😄 Emoji synonyms to build your own emoji-capable search engine (elasticsearch, solr)
Java

README.md

Emoji synonyms dictionary and custom tokenizer plugin for Elasticsearch

Add support for emoji in any Lucene compatible search engine!

What is this

This repository host information about Elasticsearch and emoji search:

  • synonym files in Solr / Lucene format for emoji search in all languages supported by Unicode CLDR;
  • emoticon suggestions for improved meaning extraction;
  • full elasticsearch analyzer configuration to copy and paste;
  • an experimental tokenizer plugin for Elasticsearch (help needed ⚠️).

Emoji data are based on the latest CLDR data set (Currently version 30.0.2 stable).

👩‍🚒 => 👩‍🚒, firefighter, firetruck, woman
👩‍✈ => 👩‍✈, pilot, plane, woman
🥓 => 🥓, bacon, meat, food
🥔 => 🥔, potato, vegetable, food
😅 => 😅, cold, face, open, smile, sweat
😆 => 😆, face, laugh, mouth, open, satisfied, smile
🚎 => 🚎, bus, tram, trolley
🇫🇷 => 🇫🇷, france
🇬🇧 => 🇬🇧, united kingdom

Learn more about this in our blog post describing how to search with emoji in Elasticsearch (2016).

Emoji analyzer for Elasticsearch (with the analysis-emoji plugin)

Go to the dedicated plugin documentation.

Emoji analyzer for Elasticsearch (without the plugin, not perfect)

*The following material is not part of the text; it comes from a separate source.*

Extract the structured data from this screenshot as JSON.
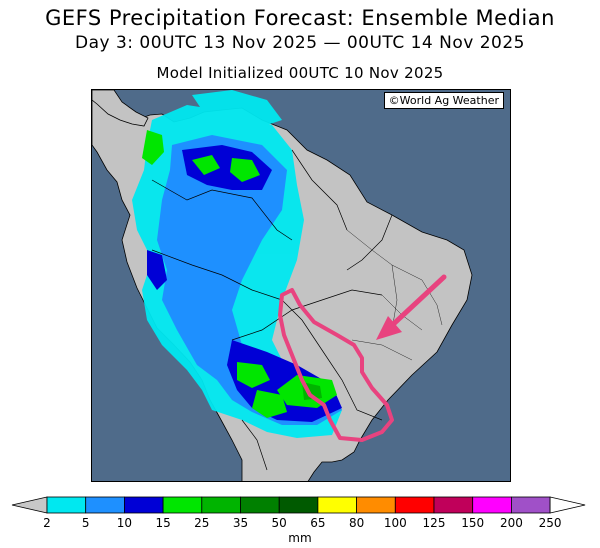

Get the files in ./config/analysis/

Download the emoji and emoticon file you want from this repository and store them in PATH_ES/config/analysis.

config
├── analysis
│   ├── cldr-emoji-annotation-synonyms-en.txt
│   └── emoticons.txt
├── elasticsearch.yml
...

Create the analyzer

We call it english_with_emoji here because we use the english synonyms:

PUT /en-emoji
{
  "settings": {
    "analysis": {
      "char_filter": {
        "zwj_char_filter": {
          "type": "mapping",
          "mappings": [ 
            "\\u200D=>"
          ]
        },
        "emoticons_char_filter": {
          "type": "mapping",
          "mappings_path": "analysis/emoticons.txt"
        }
      },
      "filter": {
        "english_emoji": {
          "type": "synonym",
          "synonyms_path": "analysis/cldr-emoji-annotation-synonyms-en.txt" 
        },
        "punctuation_and_modifiers_filter": {
          "type": "pattern_replace",
          "pattern": "\\p{Punct}|\\uFE0E|\\uFE0F|\\uD83C\\uDFFB|\\uD83C\\uDFFC|\\uD83C\\uDFFD|\\uD83C\\uDFFE|\\uD83C\\uDFFF",
          "replace": ""
        },
        "remove_empty_filter": {
          "type": "length",
          "min": 1
        }
      },
      "analyzer": {
        "english_with_emoji": {
          "char_filter": ["zwj_char_filter", "emoticons_char_filter"],
          "tokenizer": "whitespace",
          "filter": [
            "lowercase",
            "punctuation_and_modifiers_filter",
            "remove_empty_filter",
            "english_emoji"
          ]
        }
      }
    }
  }
}

Try it!

GET /en-emoji/_analyze?analyzer=english_with_emoji
{
  "text": "I love 🍩"
}
# Result: i, love, 🍩, dessert, donut, sweet

GET /en-emoji/_analyze?analyzer=english_with_emoji
{
  "text": "You are ]:)"
}
# Result: you, are, 😈, face, fairy, fantasy, horns, smile, tale

GET /en-emoji/_analyze?analyzer=english_with_emoji
{
  "text": "Where is 🇫🇮?"
}
# Result: where, is, 🇫🇮, finland

How to contribute

Build from CLDR SVN

You will need:

  • php cli
  • svn

Edit the tag in tools/build-beta.php and run php tools/build-beta.php.

Update emoticons

Run php tools/build-emoticon.php.

Licenses

Emoji data courtesy of CLDR. See unicode-license.txt for details. Some modifications are done on the data, see here. Emoticon data based on https://github.com/wooorm/emoticon/ (MIT).

This repository in distributed under MIT License. Feel free to use and contribute as you please!